Interwoven with each is Lebo’s introduction or interaction with the item in question. For vanilla, she considers the sway vanilla-scented lotion held on her adolescent social group. For juniper berry, Lebo prods the historical use of the fruit as an abortifacient and period regulator, as well as Lebo helping a friend through an abortion. A few chapters swirl around old lovers and family secrets. Sometimes, Lebo gets pretty personal, while other times her tone remains breezy and curious. It works as a sometimes meandering but never unpleasant series of thoughts on things most people give no thought to at all. I won’t be making most of these recipes—Lebo couldn’t even find ume plum, where am I supposed to get it?—but their value is in proving the use of these unthought-of things. And because there is no throughline or plot, per se, The Book of Difficult Fruit works as a book you can pick up, say, while waiting for a batch of jars to finish canning.

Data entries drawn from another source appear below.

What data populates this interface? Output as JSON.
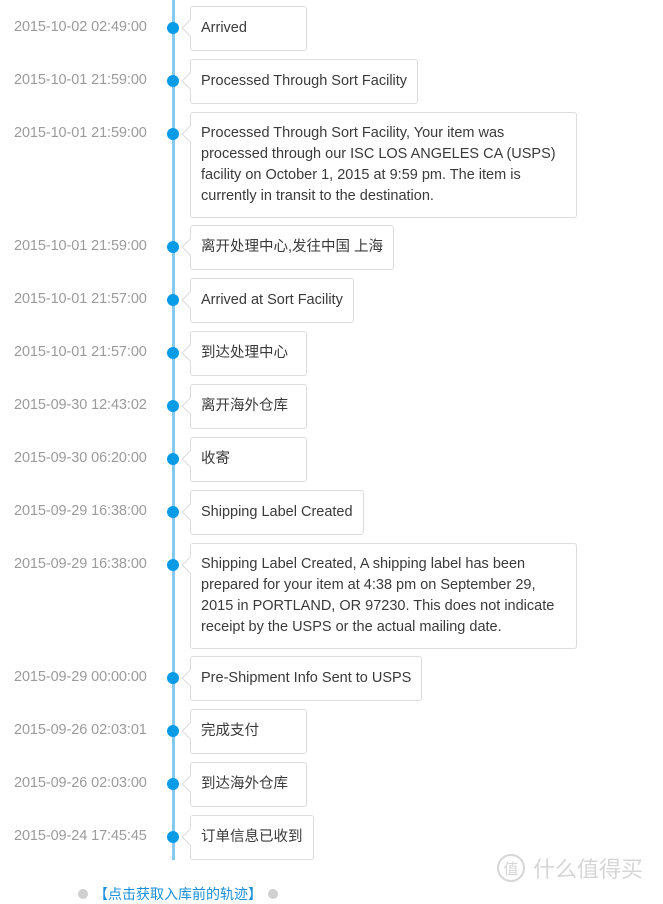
{
  "timeline": {
    "events": [
      {
        "time": "2015-10-02 02:49:00",
        "text": "Arrived",
        "multi": false
      },
      {
        "time": "2015-10-01 21:59:00",
        "text": "Processed Through Sort Facility",
        "multi": false
      },
      {
        "time": "2015-10-01 21:59:00",
        "text": "Processed Through Sort Facility, Your item was processed through our ISC LOS ANGELES CA (USPS) facility on October 1, 2015 at 9:59 pm. The item is currently in transit to the destination.",
        "multi": true
      },
      {
        "time": "2015-10-01 21:59:00",
        "text": "离开处理中心,发往中国 上海",
        "multi": false
      },
      {
        "time": "2015-10-01 21:57:00",
        "text": "Arrived at Sort Facility",
        "multi": false
      },
      {
        "time": "2015-10-01 21:57:00",
        "text": "到达处理中心",
        "multi": false
      },
      {
        "time": "2015-09-30 12:43:02",
        "text": "离开海外仓库",
        "multi": false
      },
      {
        "time": "2015-09-30 06:20:00",
        "text": "收寄",
        "multi": false
      },
      {
        "time": "2015-09-29 16:38:00",
        "text": "Shipping Label Created",
        "multi": false
      },
      {
        "time": "2015-09-29 16:38:00",
        "text": "Shipping Label Created, A shipping label has been prepared for your item at 4:38 pm on September 29, 2015 in PORTLAND, OR 97230. This does not indicate receipt by the USPS or the actual mailing date.",
        "multi": true
      },
      {
        "time": "2015-09-29 00:00:00",
        "text": "Pre-Shipment Info Sent to USPS",
        "multi": false
      },
      {
        "time": "2015-09-26 02:03:01",
        "text": "完成支付",
        "multi": false
      },
      {
        "time": "2015-09-26 02:03:00",
        "text": "到达海外仓库",
        "multi": false
      },
      {
        "time": "2015-09-24 17:45:45",
        "text": "订单信息已收到",
        "multi": false
      }
    ]
  },
  "footer": {
    "link_label": "【点击获取入库前的轨迹】"
  },
  "watermark": {
    "logo_char": "值",
    "text": "什么值得买"
  },
  "colors": {
    "accent": "#0a9be6",
    "line": "#86c9ef",
    "time_text": "#9b9b9b",
    "box_border": "#dcdcdc",
    "link": "#1a8fd8"
  }
}
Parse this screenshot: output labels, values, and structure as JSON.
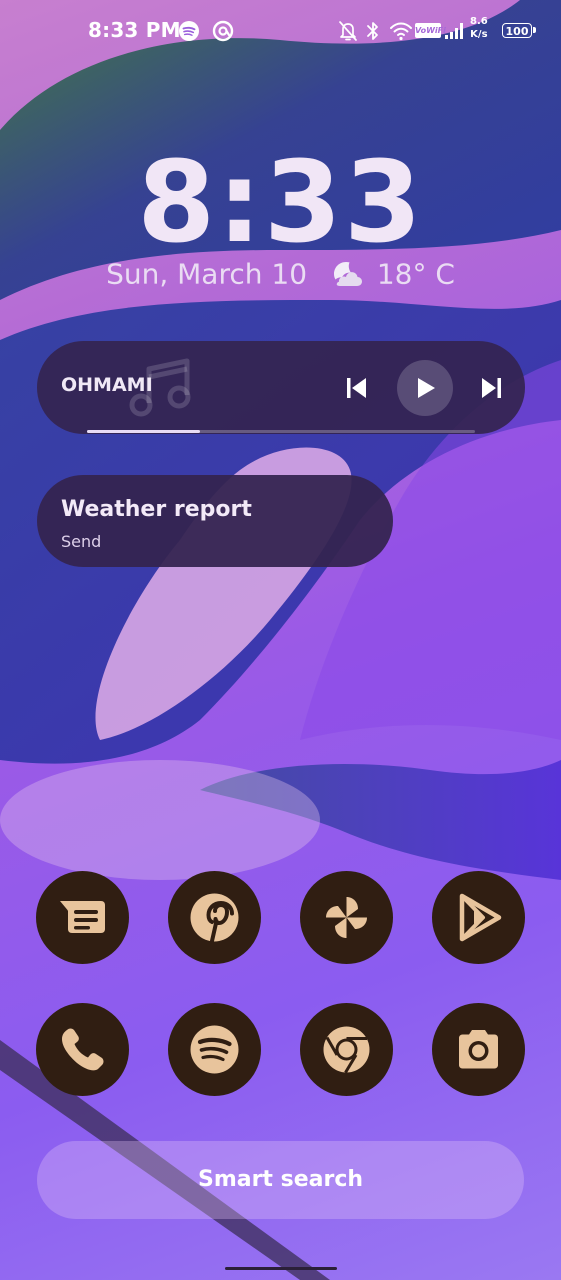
{
  "status_bar": {
    "time": "8:33 PM",
    "speed_value": "8.6",
    "speed_unit": "K/s",
    "battery": "100",
    "volte": "VoWiFi",
    "icons": [
      "spotify-icon",
      "at-sign-icon",
      "bell-off-icon",
      "bluetooth-icon",
      "wifi-icon",
      "signal-icon"
    ]
  },
  "lockscreen": {
    "clock": "8:33",
    "date": "Sun, March 10",
    "temperature": "18° C",
    "weather_icon": "moon-cloud-icon"
  },
  "media": {
    "title": "OHMAMI",
    "progress_fraction": 0.29,
    "controls": [
      "previous-icon",
      "play-icon",
      "next-icon"
    ]
  },
  "notification": {
    "title": "Weather report",
    "subtitle": "Send"
  },
  "apps": [
    {
      "name": "messages-app",
      "icon": "chat-icon"
    },
    {
      "name": "pinterest-app",
      "icon": "pinterest-icon"
    },
    {
      "name": "pinwheel-app",
      "icon": "pinwheel-icon"
    },
    {
      "name": "play-store-app",
      "icon": "play-store-icon"
    },
    {
      "name": "phone-app",
      "icon": "phone-icon"
    },
    {
      "name": "spotify-app",
      "icon": "spotify-icon"
    },
    {
      "name": "chrome-app",
      "icon": "chrome-icon"
    },
    {
      "name": "camera-app",
      "icon": "camera-icon"
    }
  ],
  "search": {
    "label": "Smart search"
  },
  "colors": {
    "card_bg": "#342450",
    "app_icon_bg": "#301e12",
    "app_glyph": "#e8c49c"
  }
}
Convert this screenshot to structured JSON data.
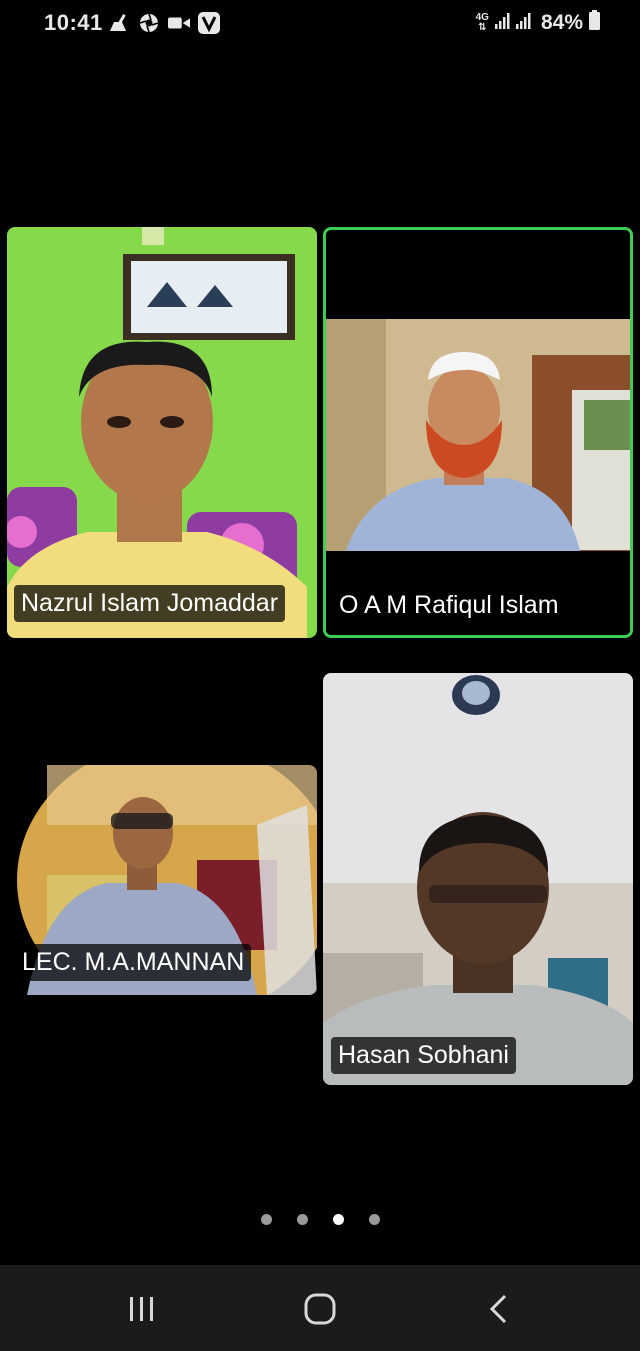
{
  "status_bar": {
    "time": "10:41",
    "left_icons": [
      "broom-icon",
      "aperture-icon",
      "video-icon",
      "v-app-icon"
    ],
    "network": "4G",
    "battery": "84%"
  },
  "participants": [
    {
      "name": "Nazrul Islam Jomaddar",
      "active": false
    },
    {
      "name": "O A M Rafiqul Islam",
      "active": true
    },
    {
      "name": "LEC.  M.A.MANNAN",
      "active": false
    },
    {
      "name": "Hasan Sobhani",
      "active": false
    }
  ],
  "pager": {
    "pages": 4,
    "current": 3
  },
  "nav": [
    "recents-icon",
    "home-icon",
    "back-icon"
  ],
  "colors": {
    "active_border": "#3fcc52",
    "background": "#000000",
    "navbar": "#1b1b1b"
  }
}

There is one nagging detail that has kept me from fully savoring the memory of The Book of Difficult Fruit. She refers to exes only by an initial, and more than one chapter features W. But here, W demands “elaborate meals I loved to make…Then he required everything wheat-free, soy-free, corn-free”; there, W has celiac disease. These aren’t necessarily incompatible, I suppose, though the revelation of the second makes the framing of his avoidance of wheat in the first a little unsympathetic. But here, Lebo leaves him by stashing a suitcase in the trunk of her car and leaving while he’s gone; there, he leaves her because she won’t stop baking with wheat flour, and after she’s sure he’s gone she throws flour around the kitchen. I suppose she could have left him and then come back. I suppose she could have dated more than one wheat-avoidant man in Seattle with a name starting with W. Maybe it’s just a little artistic license, but where’s the faith in the reader to say, “Hold up.”
While this detail is unrelated to any load-bearing part of the narrative, it does make me question the clarity, at best, and the truthfulness, at worst, of the personal editorializations woven throughout Lebo’s musings on the produce that surrounds us. The produce is the point, not cancer scares or teenage lunches with Mom, but it also seems odd that the author and publisher would think her musings are so unimportant. Maybe, in that way, The Book of Difficult Fruit is like many of its subjects: good, but a little complicated to consider at the same time.